ARMY TRADOC General: Officers Responsible For Pte Lee’s Death Disciplined

The SAF offers our deepest condolences to the family of the late PTE Lee Rui Feng Dominique Sarron. We are deeply sorry for the untimely and tragic loss, and the anguish and distress brought to his family. We respect the wishes of the family to determine the reasons behind PTE Lee’s death. When any of our soldiers are injured or killed, the SAF will do its utmost to determine the cause and improve our safety standards to prevent any recurrence. Those responsible through their rash and negligent acts will be held accountable under our Military Court and Criminal Law Courts.

On 3 March, the High Court struck out the lawsuit filed by the family of the late PTE Lee against the SAF and the two officers involved in the incident. To clarify issues that have risen in response to this judgement, we set out the key findings as determined by the Committee of Inquiry (COI) in 2012 and the Coroner’s Inquiry (CI) in 2013.


The CI was an open hearing that had provided for all interested parties to make their representation, including the family of the late PTE Lee. At the conclusion of hearings, the coroner found that PTE Lee had “died from acute allergic reaction to zinc chloride due to inhalation of zinc chloride fumes”. The coroner also found that this acute allergic reaction was “unlikely to have been predicted”.

The coroner noted that more smoke grenades than necessary were used during the exercise, but could not ascertain whether the acute allergic reaction was due to concentration and/or the mere exposure of zinc chloride fumes.

The coroner also noted that PTE Lee “had under played and under declared his asthmatic condition”. None of the other asthmatics in the same platoon reported any adverse outcome from the exercise or exposure to the smoke.

Smoke grenades which produce zinc chloride fumes have been in use by many militaries, including the SAF since the 1970s. PTE Lee’s death directly attributable to zinc chloride inhalation is the first on the SAF’s records in over thirty years of use.


The independent COI, convened by the Armed Forces Council, found that the number of smoke grenades discharged and the distance between the smoke grenades were not in accordance with the limits and minimum distance specified in the Training Safety Regulations. The COI also noted that PTE Lee’s medical classification and vocational assignment were in line with guidelines, and that medical aid rendered was timely, proper and adequate. These full findings of the COI were presented in Parliament through a Ministerial statement in 2012, including the actions taken to address safety lapses.
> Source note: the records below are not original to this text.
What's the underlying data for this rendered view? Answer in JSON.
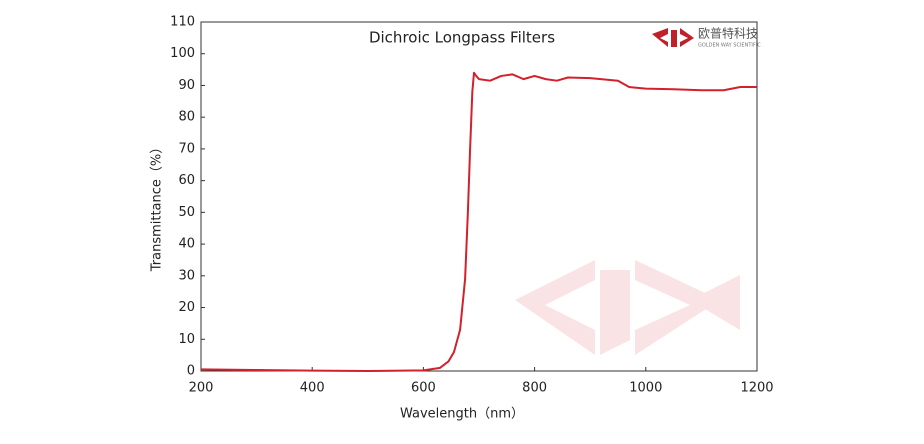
{
  "chart_data": {
    "type": "line",
    "title": "Dichroic Longpass Filters",
    "x_label": "Wavelength（nm）",
    "y_label": "Transmittance（%）",
    "logo": {
      "name": "欧普特科技",
      "subtitle": "GOLDEN WAY SCIENTIFIC"
    },
    "xlim": [
      200,
      1200
    ],
    "xticks": [
      200,
      400,
      600,
      800,
      1000,
      1200
    ],
    "ylim": [
      0,
      110
    ],
    "yticks": [
      0,
      10,
      20,
      30,
      40,
      50,
      60,
      70,
      80,
      90,
      100,
      110
    ],
    "grid": false,
    "series": [
      {
        "name": "Transmittance",
        "color": "#d3202b",
        "x": [
          200,
          300,
          400,
          500,
          600,
          630,
          645,
          655,
          666,
          675,
          680,
          684,
          688,
          691,
          695,
          700,
          720,
          740,
          760,
          780,
          800,
          820,
          840,
          860,
          900,
          950,
          970,
          1000,
          1050,
          1100,
          1140,
          1170,
          1200
        ],
        "values": [
          0.5,
          0.3,
          0.1,
          0,
          0.2,
          1,
          3,
          6,
          13,
          29,
          50,
          70,
          88,
          94,
          93,
          92,
          91.5,
          93,
          93.5,
          92,
          93,
          92,
          91.5,
          92.5,
          92.3,
          91.5,
          89.5,
          89,
          88.8,
          88.5,
          88.5,
          89.5,
          89.5
        ]
      }
    ]
  }
}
We would also like to address the misperception that SAF servicemen injured or killed cannot seek legal recourse under military rules. This is incorrect. SAF personnel can be charged and punished in the criminal courts for Penal Code offences of committing rash and negligent acts, even during the course of their military duties. The Attorney-General’s Chambers (AGC), not the SAF, decides if the evidence warrants this course of action. For example, in 2004, four servicemen were charged in court for causing the death of another serviceman during combat survival training. More recently, a senior instructor was charged and convicted of instigating a full-time National Serviceman to commit a rash act, and attempting to pervert the course of justice. The jeep overturn incident resulted in the death of a full-time National Serviceman. In both cases, the servicemen responsible were found guilty, and sentenced to imprisonment.

In PTE Lee’s case, the Coroner found that PTE Lee had died of an unforeseen acute allergic reaction to the smoke grenade fumes. As PTE Lee’s acute allergic reaction to the smoke grenades thrown by the Platoon Commander was not reasonably foreseeable, no criminal charges were brought against the two officers.

The SAF has however taken administrative and disciplinary action against the two officers. While the CI and COI did not find that the two officers were directly responsible for PTE Lee’s death, the two officers were summarily tried in 2013 for negligent performance of lawful order or duty, found guilty, and punished according to military law.


The SAF had since 2012 taken several measures to strengthen training safety across the whole SAF. This included the setting up of a Safety and Systems Review Directorate, the convening of a Respiratory Medicine Specialist Advisory Board to review medical classification on Asthma, and the deploying of more safety officers on the ground as full-time Unit Safety Officers. New N452 smoke grenades were also introduced to replace the smoke grenades used in that training exercise.


Before the most recent suit, the family of PTE Lee had previously taken out a pre-action discovery application, which they subsequently withdrew. The court had awarded costs to MINDEF, but MINDEF had waived the legal costs.

MINDEF and the SAF have been extending help to PTE Lee’s family throughout this period, and remain committed to assisting and providing support to the family. Since the incident, welfare grants have been disbursed, and an offer of compensation has been made to the family, based on the full extent allowed by the compensation legislation. To respect privacy and maintain confidentiality, compensation amounts are not disclosed, but are generally two to four times that of amounts provided under the Work Injury Compensation Act for incidents arising from training and operations.

Once again, the SAF offers our sincere condolences to the family of PTE Lee. The SAF values the life of every soldier and recognises that we are responsible for the sons of Singapore placed under our charge. We will uphold safety standards while ensuring that we build a strong National Service force able to defend Singapore.